United States District Court, E.D. California
MEMORANDUM AND ORDER
MORRISON C. ENGLAND, Jr., Chief District Judge.
Plaintiff Danny Murphy Coston ("Plaintiff"), a state prisoner proceeding pro se, filed a civil rights action against Defendants Andrew Nangalama, M.D., ("Nangalama") and Ronald Hale, L.V.N., ("Hale") (collectively "Defendants") alleging that Defendants failed to provide medical treatment in violation of his Eighth Amendment rights under 42 U.S.C. § 1983. On February 2, 2015, following the close of Plaintiff's case-in-chief, this Court granted Defendants' Motion pursuant to Federal Rule of Civil Procedure 50 and dismissed this case. ECF No. 143. Currently before the Court is Plaintiff's Motion to Amend or Alter the Judgment, Motion to Set Aside the Judgment, and Motion for a New Trial. ECF No. 144. For the reasons set forth below, Plaintiff's Motions are DENIED.
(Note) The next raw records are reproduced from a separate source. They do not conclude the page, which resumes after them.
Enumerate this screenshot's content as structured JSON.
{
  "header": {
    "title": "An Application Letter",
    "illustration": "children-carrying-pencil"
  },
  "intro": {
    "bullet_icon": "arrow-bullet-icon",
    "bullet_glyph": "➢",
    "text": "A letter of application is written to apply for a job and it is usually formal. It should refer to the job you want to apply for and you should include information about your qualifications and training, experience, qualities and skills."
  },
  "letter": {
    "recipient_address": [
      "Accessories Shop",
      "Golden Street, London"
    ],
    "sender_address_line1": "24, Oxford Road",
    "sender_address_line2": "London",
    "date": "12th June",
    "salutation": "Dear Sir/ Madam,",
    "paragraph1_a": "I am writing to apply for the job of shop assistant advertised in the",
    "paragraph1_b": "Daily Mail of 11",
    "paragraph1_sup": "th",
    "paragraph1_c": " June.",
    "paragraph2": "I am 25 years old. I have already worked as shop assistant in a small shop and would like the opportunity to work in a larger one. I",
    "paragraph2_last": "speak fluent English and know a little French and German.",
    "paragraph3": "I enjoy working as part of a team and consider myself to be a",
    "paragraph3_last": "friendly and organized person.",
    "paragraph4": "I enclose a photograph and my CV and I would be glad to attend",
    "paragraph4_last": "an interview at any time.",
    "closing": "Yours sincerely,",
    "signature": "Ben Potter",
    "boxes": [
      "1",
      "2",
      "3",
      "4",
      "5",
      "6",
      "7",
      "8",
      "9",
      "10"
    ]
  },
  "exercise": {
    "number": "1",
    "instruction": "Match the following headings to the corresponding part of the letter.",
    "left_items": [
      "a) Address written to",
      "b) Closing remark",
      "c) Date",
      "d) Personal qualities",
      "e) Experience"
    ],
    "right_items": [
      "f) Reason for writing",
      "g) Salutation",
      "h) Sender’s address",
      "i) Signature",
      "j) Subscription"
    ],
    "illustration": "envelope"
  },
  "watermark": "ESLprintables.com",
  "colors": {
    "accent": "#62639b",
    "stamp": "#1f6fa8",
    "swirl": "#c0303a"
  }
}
On July 28, 2010, Plaintiff filed a Complaint (ECF No. 1) naming Nangalama, Hale, and various other staff members of California State Prison, Sacramento, as Defendants. At the time of trial, only Nangalama and Hale remained parties to this action. Plaintiff alleged that Defendants violated his civil rights under 42 U.S.C. § 1983 because they were deliberately indifferent to Plaintiff's medical needs when they discontinued his Morphine prescription "cold turkey" after Plaintiff was caught passing Morphine pills to other inmates and hoarding 25 days' worth of Morphine in his cell. At the close of Plaintiff's case-in-chief, this Court granted Defendants' Rule 50 motion, concluding that Plaintiff presented no evidence at trial to establish that Defendants were deliberately indifferent to any serious medical needs.
A. Defendants' Rule 50 Motion Was Not Granted in Clear Error Because Plaintiff Failed to Establish the Necessary Elements to Succeed on a § 1983 Claim.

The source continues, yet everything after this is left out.